In Other Parts of the World: Business as Usual in Crimea

I’m not an expert on Russo-Ukrainian politics, so I opted not to weigh-in too much on the matter. One thing I do know is that it is just international politics as usual, states playing each other to ensure their “national interests”, and that the issue is mostly about gas, military installations in Crimea, and access to the Black Sea. Without further ado, here is a very good piece by Neil Macdonald at the CBC (of Canada, if you don’t know already):

Listening to U.S. President Barack Obama bang on this week about the importance of world opinion and obeying international law and respecting sovereignty and being on the right side of history, you had to wonder whether he didn’t have a little voice in his head whispering: “Really? Seriously? I’m actually saying this stuff?"

This is the commander-in-chief of a military that operates a prison camp on Cuban soil, against the explicit wishes of the Cuban government, and which regularly fires drone missiles into other countries, often killing innocent bystanders.

He is a president who ordered that CIA torturers would go unprosecuted, and leads a nation that has invaded other countries whenever it wished, regardless of what the rest of the world might think.

Stated motivation aside, though, what Putin is doing is really no different from what other world powers do: protecting what they regard as national self-interest.

And so far, he’s done it without bloodletting.

Imagine, for a moment, what Washington would do if, say, Bahrain’s Shia population, covertly supported by Tehran, staged a successful uprising and began to push itself into Iran’s orbit.

The U.S. Fifth Fleet is headquartered in Bahrain, just as Russia’s Black Sea Fleet is parked at its huge naval bases in the Crimea.

To pose the scenario is to answer the question of how America would react.
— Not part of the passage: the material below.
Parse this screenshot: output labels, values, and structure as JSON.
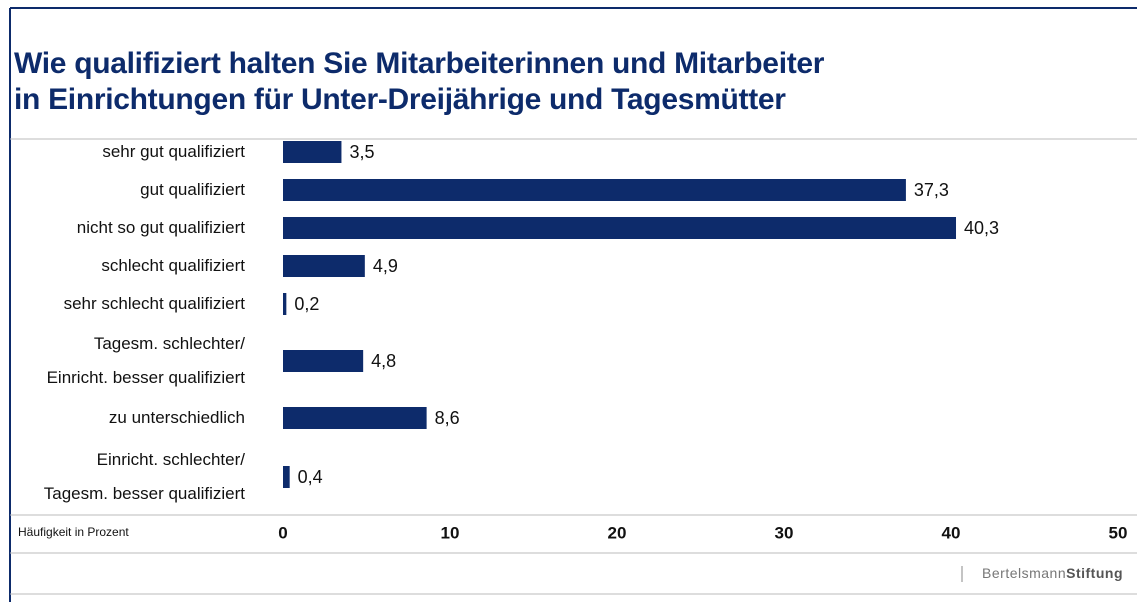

In Obama’s case, sitting beside him on Monday as he gave his lecture on international law from the Oval Office was close ally Benjamin Netanyahu.

The Israeli prime minister, having just engaged in a protracted, robust handshake for the cameras, presides over a country that operates a military occupation in the West Bank, violating the “international law" Obama was demanding Putin obey.
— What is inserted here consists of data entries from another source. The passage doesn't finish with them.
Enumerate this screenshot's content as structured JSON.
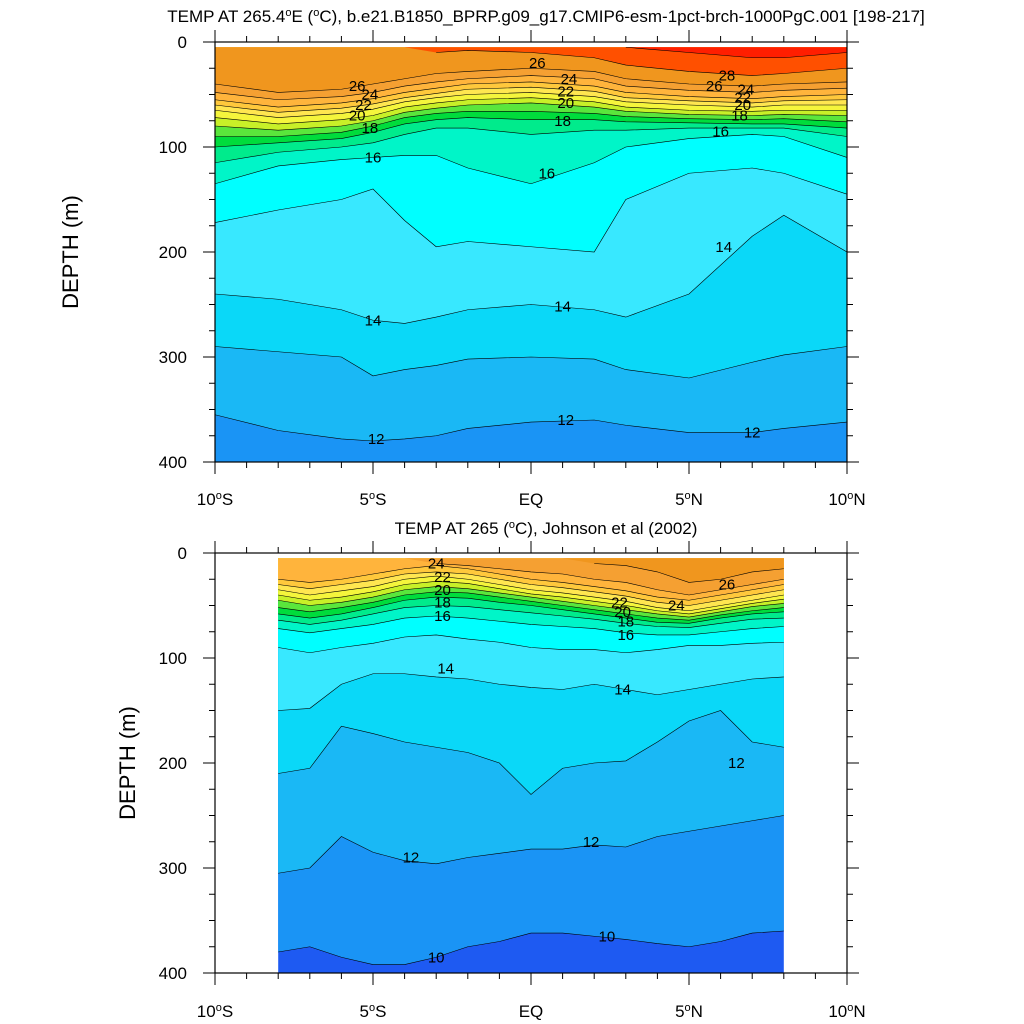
{
  "chart_data": [
    {
      "type": "contour",
      "title_pre": "TEMP AT 265.4",
      "title_sup": "o",
      "title_post": "E (",
      "title_sup2": "o",
      "title_post2": "C), b.e21.B1850_BPRP.g09_g17.CMIP6-esm-1pct-brch-1000PgC.001 [198-217]",
      "ylabel": "DEPTH (m)",
      "ylim": [
        0,
        400
      ],
      "xlim": [
        -10,
        10
      ],
      "xticks": [
        {
          "value": -10,
          "label": "10",
          "suffix": "S",
          "deg": true
        },
        {
          "value": -5,
          "label": "5",
          "suffix": "S",
          "deg": true
        },
        {
          "value": 0,
          "label": "EQ",
          "suffix": "",
          "deg": false
        },
        {
          "value": 5,
          "label": "5",
          "suffix": "N",
          "deg": true
        },
        {
          "value": 10,
          "label": "10",
          "suffix": "N",
          "deg": true
        }
      ],
      "yticks": [
        "0",
        "100",
        "200",
        "300",
        "400"
      ],
      "data_extent": [
        -10,
        10
      ],
      "isotherm_depths": {
        "x": [
          -10,
          -8,
          -6,
          -5,
          -4,
          -3,
          -2,
          0,
          2,
          3,
          5,
          7,
          8,
          10
        ],
        "levels": [
          {
            "t": 28,
            "d": [
              -1,
              -1,
              -1,
              -1,
              -1,
              -1,
              -1,
              -1,
              -1,
              5,
              10,
              15,
              15,
              10
            ]
          },
          {
            "t": 27,
            "d": [
              -1,
              -1,
              -1,
              -1,
              -1,
              10,
              8,
              10,
              15,
              22,
              28,
              32,
              30,
              25
            ]
          },
          {
            "t": 26,
            "d": [
              40,
              48,
              45,
              40,
              35,
              30,
              28,
              25,
              28,
              35,
              40,
              42,
              40,
              38
            ]
          },
          {
            "t": 25,
            "d": [
              48,
              55,
              52,
              48,
              42,
              38,
              35,
              32,
              35,
              42,
              46,
              48,
              46,
              44
            ]
          },
          {
            "t": 24,
            "d": [
              55,
              62,
              58,
              54,
              48,
              44,
              40,
              38,
              42,
              48,
              52,
              54,
              52,
              50
            ]
          },
          {
            "t": 23,
            "d": [
              60,
              67,
              63,
              59,
              53,
              49,
              45,
              43,
              47,
              53,
              56,
              58,
              56,
              55
            ]
          },
          {
            "t": 22,
            "d": [
              65,
              72,
              68,
              64,
              57,
              53,
              50,
              48,
              52,
              57,
              60,
              62,
              60,
              60
            ]
          },
          {
            "t": 21,
            "d": [
              72,
              78,
              74,
              70,
              62,
              58,
              55,
              53,
              57,
              62,
              65,
              66,
              65,
              65
            ]
          },
          {
            "t": 20,
            "d": [
              80,
              84,
              80,
              75,
              67,
              63,
              60,
              58,
              62,
              66,
              69,
              70,
              69,
              70
            ]
          },
          {
            "t": 19,
            "d": [
              90,
              90,
              86,
              80,
              72,
              68,
              66,
              66,
              68,
              71,
              73,
              74,
              73,
              76
            ]
          },
          {
            "t": 18,
            "d": [
              100,
              96,
              92,
              86,
              78,
              74,
              72,
              74,
              74,
              76,
              77,
              78,
              78,
              82
            ]
          },
          {
            "t": 17,
            "d": [
              115,
              105,
              100,
              96,
              88,
              82,
              82,
              88,
              84,
              84,
              82,
              82,
              82,
              90
            ]
          },
          {
            "t": 16,
            "d": [
              135,
              118,
              112,
              110,
              108,
              108,
              120,
              135,
              115,
              100,
              92,
              88,
              90,
              110
            ]
          },
          {
            "t": 15,
            "d": [
              172,
              160,
              150,
              140,
              170,
              195,
              190,
              195,
              200,
              150,
              125,
              120,
              125,
              145
            ]
          },
          {
            "t": 14,
            "d": [
              240,
              245,
              255,
              265,
              268,
              262,
              255,
              250,
              255,
              262,
              240,
              185,
              165,
              200
            ]
          },
          {
            "t": 13,
            "d": [
              290,
              295,
              300,
              318,
              312,
              308,
              302,
              300,
              302,
              312,
              320,
              305,
              298,
              290
            ]
          },
          {
            "t": 12,
            "d": [
              355,
              370,
              378,
              380,
              378,
              375,
              368,
              362,
              360,
              365,
              372,
              372,
              368,
              362
            ]
          }
        ]
      },
      "labels": [
        {
          "text": "26",
          "x": -5.5,
          "d": 42
        },
        {
          "text": "24",
          "x": -5.1,
          "d": 50
        },
        {
          "text": "22",
          "x": -5.3,
          "d": 60
        },
        {
          "text": "20",
          "x": -5.5,
          "d": 70
        },
        {
          "text": "18",
          "x": -5.1,
          "d": 82
        },
        {
          "text": "16",
          "x": -5.0,
          "d": 110
        },
        {
          "text": "26",
          "x": 0.2,
          "d": 20
        },
        {
          "text": "24",
          "x": 1.2,
          "d": 35
        },
        {
          "text": "22",
          "x": 1.1,
          "d": 47
        },
        {
          "text": "20",
          "x": 1.1,
          "d": 58
        },
        {
          "text": "18",
          "x": 1.0,
          "d": 75
        },
        {
          "text": "16",
          "x": 0.5,
          "d": 125
        },
        {
          "text": "28",
          "x": 6.2,
          "d": 32
        },
        {
          "text": "26",
          "x": 5.8,
          "d": 42
        },
        {
          "text": "24",
          "x": 6.8,
          "d": 45
        },
        {
          "text": "22",
          "x": 6.7,
          "d": 53
        },
        {
          "text": "20",
          "x": 6.7,
          "d": 60
        },
        {
          "text": "18",
          "x": 6.6,
          "d": 70
        },
        {
          "text": "16",
          "x": 6.0,
          "d": 85
        },
        {
          "text": "14",
          "x": 6.1,
          "d": 195
        },
        {
          "text": "14",
          "x": -5.0,
          "d": 265
        },
        {
          "text": "14",
          "x": 1.0,
          "d": 252
        },
        {
          "text": "12",
          "x": -4.9,
          "d": 378
        },
        {
          "text": "12",
          "x": 1.1,
          "d": 360
        },
        {
          "text": "12",
          "x": 7.0,
          "d": 372
        }
      ]
    },
    {
      "type": "contour",
      "title_pre": "TEMP AT 265 (",
      "title_sup": "o",
      "title_post": "C), Johnson et al (2002)",
      "title_sup2": "",
      "title_post2": "",
      "ylabel": "DEPTH (m)",
      "ylim": [
        0,
        400
      ],
      "xlim": [
        -10,
        10
      ],
      "xticks": [
        {
          "value": -10,
          "label": "10",
          "suffix": "S",
          "deg": true
        },
        {
          "value": -5,
          "label": "5",
          "suffix": "S",
          "deg": true
        },
        {
          "value": 0,
          "label": "EQ",
          "suffix": "",
          "deg": false
        },
        {
          "value": 5,
          "label": "5",
          "suffix": "N",
          "deg": true
        },
        {
          "value": 10,
          "label": "10",
          "suffix": "N",
          "deg": true
        }
      ],
      "yticks": [
        "0",
        "100",
        "200",
        "300",
        "400"
      ],
      "data_extent": [
        -8,
        8
      ],
      "isotherm_depths": {
        "x": [
          -8,
          -7,
          -6,
          -5,
          -4,
          -3,
          -2,
          -1,
          0,
          1,
          2,
          3,
          4,
          5,
          6,
          7,
          8
        ],
        "levels": [
          {
            "t": 26,
            "d": [
              -1,
              -1,
              -1,
              -1,
              -1,
              -1,
              -1,
              -1,
              -1,
              -1,
              10,
              12,
              18,
              28,
              25,
              18,
              15
            ]
          },
          {
            "t": 25,
            "d": [
              -1,
              -1,
              -1,
              -1,
              -1,
              10,
              12,
              15,
              18,
              20,
              25,
              28,
              35,
              40,
              35,
              30,
              25
            ]
          },
          {
            "t": 24,
            "d": [
              25,
              28,
              25,
              20,
              15,
              12,
              15,
              20,
              25,
              28,
              32,
              36,
              42,
              45,
              40,
              35,
              30
            ]
          },
          {
            "t": 23,
            "d": [
              30,
              34,
              30,
              26,
              20,
              18,
              20,
              25,
              30,
              33,
              37,
              41,
              47,
              50,
              45,
              40,
              35
            ]
          },
          {
            "t": 22,
            "d": [
              35,
              40,
              36,
              32,
              25,
              22,
              25,
              30,
              35,
              38,
              42,
              46,
              52,
              55,
              50,
              45,
              40
            ]
          },
          {
            "t": 21,
            "d": [
              40,
              45,
              42,
              37,
              30,
              27,
              29,
              34,
              39,
              42,
              46,
              50,
              55,
              58,
              53,
              48,
              44
            ]
          },
          {
            "t": 20,
            "d": [
              45,
              50,
              47,
              42,
              35,
              32,
              34,
              38,
              42,
              46,
              50,
              54,
              58,
              61,
              56,
              51,
              48
            ]
          },
          {
            "t": 19,
            "d": [
              52,
              56,
              52,
              47,
              40,
              37,
              38,
              42,
              46,
              50,
              54,
              58,
              62,
              64,
              59,
              55,
              52
            ]
          },
          {
            "t": 18,
            "d": [
              58,
              62,
              58,
              52,
              45,
              42,
              43,
              47,
              50,
              54,
              58,
              62,
              66,
              67,
              62,
              58,
              56
            ]
          },
          {
            "t": 17,
            "d": [
              64,
              68,
              64,
              58,
              52,
              50,
              51,
              54,
              57,
              60,
              63,
              67,
              70,
              71,
              67,
              63,
              62
            ]
          },
          {
            "t": 16,
            "d": [
              72,
              76,
              72,
              68,
              62,
              60,
              62,
              65,
              68,
              70,
              72,
              76,
              78,
              78,
              75,
              72,
              70
            ]
          },
          {
            "t": 15,
            "d": [
              90,
              95,
              90,
              86,
              80,
              78,
              82,
              85,
              90,
              92,
              92,
              95,
              92,
              88,
              88,
              86,
              85
            ]
          },
          {
            "t": 14,
            "d": [
              150,
              148,
              125,
              115,
              115,
              118,
              120,
              125,
              128,
              130,
              125,
              130,
              135,
              130,
              125,
              120,
              118
            ]
          },
          {
            "t": 13,
            "d": [
              210,
              205,
              165,
              172,
              180,
              185,
              190,
              200,
              230,
              205,
              200,
              198,
              180,
              160,
              150,
              180,
              185
            ]
          },
          {
            "t": 12,
            "d": [
              305,
              300,
              270,
              285,
              293,
              296,
              290,
              286,
              282,
              282,
              278,
              280,
              270,
              265,
              260,
              255,
              250
            ]
          },
          {
            "t": 11,
            "d": [
              380,
              375,
              385,
              392,
              392,
              385,
              375,
              370,
              362,
              362,
              365,
              368,
              372,
              375,
              370,
              362,
              360
            ]
          }
        ]
      },
      "labels": [
        {
          "text": "24",
          "x": -3.0,
          "d": 10
        },
        {
          "text": "22",
          "x": -2.8,
          "d": 23
        },
        {
          "text": "20",
          "x": -2.8,
          "d": 35
        },
        {
          "text": "18",
          "x": -2.8,
          "d": 47
        },
        {
          "text": "16",
          "x": -2.8,
          "d": 60
        },
        {
          "text": "14",
          "x": -2.7,
          "d": 110
        },
        {
          "text": "12",
          "x": -3.8,
          "d": 290
        },
        {
          "text": "10",
          "x": -3.0,
          "d": 385
        },
        {
          "text": "22",
          "x": 2.8,
          "d": 47
        },
        {
          "text": "20",
          "x": 2.9,
          "d": 56
        },
        {
          "text": "18",
          "x": 3.0,
          "d": 65
        },
        {
          "text": "16",
          "x": 3.0,
          "d": 78
        },
        {
          "text": "24",
          "x": 4.6,
          "d": 50
        },
        {
          "text": "26",
          "x": 6.2,
          "d": 30
        },
        {
          "text": "14",
          "x": 2.9,
          "d": 130
        },
        {
          "text": "12",
          "x": 1.9,
          "d": 275
        },
        {
          "text": "12",
          "x": 6.5,
          "d": 200
        },
        {
          "text": "10",
          "x": 2.4,
          "d": 365
        }
      ]
    }
  ],
  "palette": {
    "colors": [
      {
        "t": 10,
        "c": "#1e5af2"
      },
      {
        "t": 11,
        "c": "#1a94f5"
      },
      {
        "t": 12,
        "c": "#1ab8f5"
      },
      {
        "t": 13,
        "c": "#0ad8f8"
      },
      {
        "t": 14,
        "c": "#38e8ff"
      },
      {
        "t": 15,
        "c": "#00ffff"
      },
      {
        "t": 16,
        "c": "#00f5c8"
      },
      {
        "t": 17,
        "c": "#00eb8c"
      },
      {
        "t": 18,
        "c": "#00dc3c"
      },
      {
        "t": 19,
        "c": "#5ae63c"
      },
      {
        "t": 20,
        "c": "#c8f028"
      },
      {
        "t": 21,
        "c": "#f5f53c"
      },
      {
        "t": 22,
        "c": "#ffe650"
      },
      {
        "t": 23,
        "c": "#ffc83c"
      },
      {
        "t": 24,
        "c": "#ffb43c"
      },
      {
        "t": 25,
        "c": "#f5a032"
      },
      {
        "t": 26,
        "c": "#f0961e"
      },
      {
        "t": 27,
        "c": "#ff5000"
      },
      {
        "t": 28,
        "c": "#ff1e00"
      },
      {
        "t": 29,
        "c": "#e60000"
      }
    ]
  }
}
The U.S. insists that Israel’s occupation can only be solved by respectful negotiation between the parties themselves, and it vehemently opposes punishing Israel with the sort of moves currently being contemplated against Russia.

It’s easy to go on and on in this vein —Britain’s prime minister, who leads a nation that helped invade Iraq on a false pretext, denouncing Putin’s pretext for going into Crimea. The NATO powers that helped bring about the independence of Albanian Kosovars complaining about the separatist aspirations of Russian-speaking Ukrainians, etc.

But that’s diplomacy. Hypocritical declarations and acts are woven into its essence.

Money and hard power count, and that’s that. The big players have it, and the smaller players play along. If we need the anaesthetic liquour of self-delusion to deal with it, well, drink up.

That is no good guy and bad guy in this crisis, at least at the international level; there is only power and interests, the usual ingredients of political intrigues.

While we can be supporters of democracy, we must understand that some protesters, anti-government groups, or resistance movements have ulterior motives in mind, be it ultranationalism, fascism, religious fanaticism, market fundamentalism, Marxist-Leninism, or whatever ideologies they adhere to. They want to reap benefits at the expense of others, and demand others to submit fully to their “visions”. It is imperative that we keep our guards up against the trap of false dichotomy: Not all anti-government movements are good.

We need to understand the real implications of the situation and what impacts are there going to be, so we can come up with judicious solutions without saying black is white and distorting reality, for that would only cause more harms down the road.